First, the National Science Foundation only allows you to list ten papers on your biography for grant applications, so whether you published 10 papers or 1000 papers, you still can only list ten on your biographical sketch.
Also, regarding things other than papers: you are required to include in your grant applications a report on the results (including "boarder impacts to society") of all your previously funded research projects. People get big credit when applications of their work is picked up by industry and a grant officer on one of my grants said they were very happy when my reports included working code on github and submitted to CRAN in addition to the usual scientific publications. At a meeting of grant-recipients I attended in Washington recently, the NSF had one researcher give a featured presentation highlighting an open-source web-based platform he had developed for integrating hydrologic, climate, and agricultural data to help farmers deal with drought.

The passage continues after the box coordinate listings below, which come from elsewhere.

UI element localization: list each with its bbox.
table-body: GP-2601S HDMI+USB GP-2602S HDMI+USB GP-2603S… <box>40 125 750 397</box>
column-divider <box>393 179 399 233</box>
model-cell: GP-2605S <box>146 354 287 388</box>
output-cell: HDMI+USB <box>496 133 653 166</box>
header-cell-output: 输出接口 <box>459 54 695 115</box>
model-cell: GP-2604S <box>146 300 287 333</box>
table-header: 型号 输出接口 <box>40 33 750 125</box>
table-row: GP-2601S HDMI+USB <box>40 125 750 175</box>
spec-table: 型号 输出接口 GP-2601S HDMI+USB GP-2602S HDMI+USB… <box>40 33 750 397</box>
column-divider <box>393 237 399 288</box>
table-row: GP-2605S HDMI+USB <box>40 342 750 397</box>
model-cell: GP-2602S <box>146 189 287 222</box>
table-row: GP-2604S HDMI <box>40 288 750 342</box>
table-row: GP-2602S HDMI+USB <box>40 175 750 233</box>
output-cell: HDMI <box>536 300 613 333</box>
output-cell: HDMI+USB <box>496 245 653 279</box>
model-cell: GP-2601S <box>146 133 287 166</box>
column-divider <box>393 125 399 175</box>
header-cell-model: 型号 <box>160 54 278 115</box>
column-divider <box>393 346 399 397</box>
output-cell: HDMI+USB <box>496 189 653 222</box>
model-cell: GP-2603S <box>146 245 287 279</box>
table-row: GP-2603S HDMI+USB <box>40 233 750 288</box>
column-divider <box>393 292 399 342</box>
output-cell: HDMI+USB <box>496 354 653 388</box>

For promotion and tenure, talks, patents, projects, industry collaborations, etc. are indeed counted. Moreover, when a professor is up for tenure, they have to go through their publication list and explain what they contributed to each paper they list, so if you didn't do much, the paper doesn't count much for your promotion.
And the quality of papers is at least as important as the number of papers. For promotion, the university contacts a dozen or so major scientists in other institutions who have never worked directly with you or co-authored any papers with you, and asks each of them to evaluate how important your contribution to science was. If you are just one of 1000 authors on a bunch of papers, but no one knows of any major contributions that you made to those papers, you almost certainly won't get tenure.